Are virtual events the next big thing?

During COVID19 a remarkable shift has been seen from “traditional” towards “virtual” Event Experiences. But, does this mean Virtual Events are the future?

Find the answer in this facts-packed publication, based on the most comprehensive analysis of the Events industry to date. It takes you through the development in a variety of different Experience-types – and provides a glimpse into the future and what to expect.

2020 started off with an 18% lower demand across the board during January and February. At the end of february, the usual increase in demand towards march was replaced by a continuous decrease in demand – although the significant effects of COVID19 were not seen until April – where demand for “traditional” event experiences dropped with 58% compared to same period in 2019. During the same period, the demand for “virtual” event experiences increased by 241%.

Where are customers looking now and in the future? Which Experiences see the biggest decline in demand? – and where are the winners?

Traditional Event Experiences

Our predictions indicate a slight rebounce during the remainder of 2020. However, we do not expect demand to reach the levels of 2019 within this calendar year. In fact, end of year we expect the drop in demand to have rebounded only 12 percentage points compared to April – leading to a total decrease in demand in 2020 of a staggering 46%.

We have noticed some slight geographical differences between United States and United Kingdom, with the highest decrease found in United Kingdom (48%). Overall, the two countries show similar patterns, and we expect both to rebounce to 54% of 2019 demand at the end of year.

Where the overall trend shows little difference geographically, bigger differences are seen when it comes to the developments within the different types of experiences. Unsurprisingly, the biggest decrease is found within the Group Indoor experiences (49%) – experiences with the highest density of participants in a confined space – while the smallest decrease is found in the Individual Outdoor experiences (42%) – those with the best opportunity to ensure social distancing and.

The impact of COVID19 in these developments are further emphasized by the biggest decrease being in Indoor experienves, and the smallest in outdoor experiences. The combination of ”group” and ”indoor” thus returned the highest impact – while combination of ”individual” and ”outdoor” returned the lowest.

Demand for Virtual Experiences

As the COVID19 restrictions have been introduced around the world, the demand for traditional event experiences has seen a significant decrease. While this decrease is a general decrease – and not a shift in consumer focus as such – some parts of the demand has shifted towards virtual experiences.

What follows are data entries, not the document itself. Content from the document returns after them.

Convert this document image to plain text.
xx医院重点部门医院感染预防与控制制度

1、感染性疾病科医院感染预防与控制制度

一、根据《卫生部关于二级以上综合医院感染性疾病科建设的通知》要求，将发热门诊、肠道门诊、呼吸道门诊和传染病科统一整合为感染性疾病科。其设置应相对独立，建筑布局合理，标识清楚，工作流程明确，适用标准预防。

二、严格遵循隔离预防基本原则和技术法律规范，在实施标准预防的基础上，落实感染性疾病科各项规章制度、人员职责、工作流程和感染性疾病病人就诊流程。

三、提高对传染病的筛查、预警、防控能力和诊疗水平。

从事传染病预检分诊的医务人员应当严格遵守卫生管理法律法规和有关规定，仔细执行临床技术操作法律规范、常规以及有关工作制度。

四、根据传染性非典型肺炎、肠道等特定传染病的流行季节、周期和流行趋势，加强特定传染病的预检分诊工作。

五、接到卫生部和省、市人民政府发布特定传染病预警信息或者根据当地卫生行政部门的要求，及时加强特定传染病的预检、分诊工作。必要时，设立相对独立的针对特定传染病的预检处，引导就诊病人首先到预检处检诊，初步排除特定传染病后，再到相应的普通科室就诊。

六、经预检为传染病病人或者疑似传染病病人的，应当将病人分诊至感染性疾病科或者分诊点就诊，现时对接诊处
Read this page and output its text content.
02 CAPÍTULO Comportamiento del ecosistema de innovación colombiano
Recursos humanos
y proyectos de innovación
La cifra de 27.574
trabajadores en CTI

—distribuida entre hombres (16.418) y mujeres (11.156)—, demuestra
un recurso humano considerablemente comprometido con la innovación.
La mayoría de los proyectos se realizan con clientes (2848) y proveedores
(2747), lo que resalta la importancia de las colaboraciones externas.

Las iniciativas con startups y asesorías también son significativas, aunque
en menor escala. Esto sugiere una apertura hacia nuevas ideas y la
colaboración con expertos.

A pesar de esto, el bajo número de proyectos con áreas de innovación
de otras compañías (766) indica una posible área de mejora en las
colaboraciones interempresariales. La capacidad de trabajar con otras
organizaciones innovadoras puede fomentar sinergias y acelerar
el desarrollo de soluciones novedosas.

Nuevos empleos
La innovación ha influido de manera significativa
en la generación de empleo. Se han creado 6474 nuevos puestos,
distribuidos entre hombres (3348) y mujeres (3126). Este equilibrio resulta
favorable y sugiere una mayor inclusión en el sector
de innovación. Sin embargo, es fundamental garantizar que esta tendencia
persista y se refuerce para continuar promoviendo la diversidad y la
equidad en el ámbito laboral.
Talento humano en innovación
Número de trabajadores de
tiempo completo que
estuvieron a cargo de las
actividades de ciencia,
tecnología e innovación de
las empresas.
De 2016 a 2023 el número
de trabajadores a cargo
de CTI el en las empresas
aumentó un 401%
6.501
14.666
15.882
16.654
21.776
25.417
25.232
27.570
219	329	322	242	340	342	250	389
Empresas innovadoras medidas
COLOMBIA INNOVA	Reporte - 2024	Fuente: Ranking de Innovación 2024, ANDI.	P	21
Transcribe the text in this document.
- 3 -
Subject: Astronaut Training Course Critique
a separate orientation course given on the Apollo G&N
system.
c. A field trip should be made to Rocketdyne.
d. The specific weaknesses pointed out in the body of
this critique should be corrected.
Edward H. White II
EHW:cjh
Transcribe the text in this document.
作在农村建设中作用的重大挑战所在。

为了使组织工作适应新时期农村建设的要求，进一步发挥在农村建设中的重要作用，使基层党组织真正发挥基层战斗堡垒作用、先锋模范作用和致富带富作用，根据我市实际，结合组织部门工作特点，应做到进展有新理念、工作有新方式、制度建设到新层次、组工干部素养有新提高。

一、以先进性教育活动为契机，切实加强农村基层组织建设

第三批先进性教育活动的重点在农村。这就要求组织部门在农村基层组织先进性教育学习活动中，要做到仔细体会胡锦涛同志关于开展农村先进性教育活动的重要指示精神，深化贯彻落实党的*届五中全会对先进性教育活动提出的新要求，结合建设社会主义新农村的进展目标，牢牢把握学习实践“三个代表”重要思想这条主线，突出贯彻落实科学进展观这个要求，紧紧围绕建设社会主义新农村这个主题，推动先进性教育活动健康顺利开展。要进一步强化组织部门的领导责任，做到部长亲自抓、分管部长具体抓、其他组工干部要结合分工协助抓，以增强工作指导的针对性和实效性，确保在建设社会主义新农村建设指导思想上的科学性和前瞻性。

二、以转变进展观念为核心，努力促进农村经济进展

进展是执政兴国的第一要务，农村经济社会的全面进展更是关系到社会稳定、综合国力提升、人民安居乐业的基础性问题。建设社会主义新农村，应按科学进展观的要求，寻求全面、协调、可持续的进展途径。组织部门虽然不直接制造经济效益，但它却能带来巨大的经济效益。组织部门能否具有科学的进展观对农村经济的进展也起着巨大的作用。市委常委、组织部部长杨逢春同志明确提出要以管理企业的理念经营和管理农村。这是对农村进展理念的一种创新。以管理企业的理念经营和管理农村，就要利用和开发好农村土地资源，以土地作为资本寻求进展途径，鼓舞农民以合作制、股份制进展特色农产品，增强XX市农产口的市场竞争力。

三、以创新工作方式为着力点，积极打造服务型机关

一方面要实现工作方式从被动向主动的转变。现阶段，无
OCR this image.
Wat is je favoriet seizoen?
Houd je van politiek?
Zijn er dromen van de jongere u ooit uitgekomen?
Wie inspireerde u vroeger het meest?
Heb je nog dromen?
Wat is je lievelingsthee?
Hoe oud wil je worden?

Overall, the virtual experiences has seen an increase of 241% in 2020 compared to 2019. The increase has been bigger in United Kingdom (261%) than in United States (239%). However, the starting point has also been different. Already before COVID19 restrictions were introduced, consumers in United States had adapted the virtual experiences to a larger extend than United Kingdom. Out of the total demand per capita for virtual experiences, some 62% originates from United States.

Although there are similar increases, measured in percentage and compared to 2019, across most of the virtuel experiences, some of these see a significantly bigger general demand than others. This translates into significant differences in ”volume of potential business” across the various experiences. The general preferences appear to match the preferences for ”traditional event experiences”, with the virtual counterparts to ”Group Indoor” experiences topping the list.

The virtual counterparts for traditional outdoor activities have not seen same increase in demand. As described in the ”traditional experiences” section of this document, the outdoor activities leave better room for social distancing – and thus for compliance with COVID19 restrictions. As such restrictions further start to lift in certain countries, there might be a general expectation that outdoor activities are likely to be executable during the summer months – and thus a certain reluctance to replace these with virtual versions.

Apart from Virtual Museum Tours, demand for Escape Rooms have seen the biggest shift towards virtualization. This corresponds with the similar decrease in demand for the physical/traditional version.

Despite this, the demand for Virtual Escape Rooms is still but a fraction of the demand for traditional.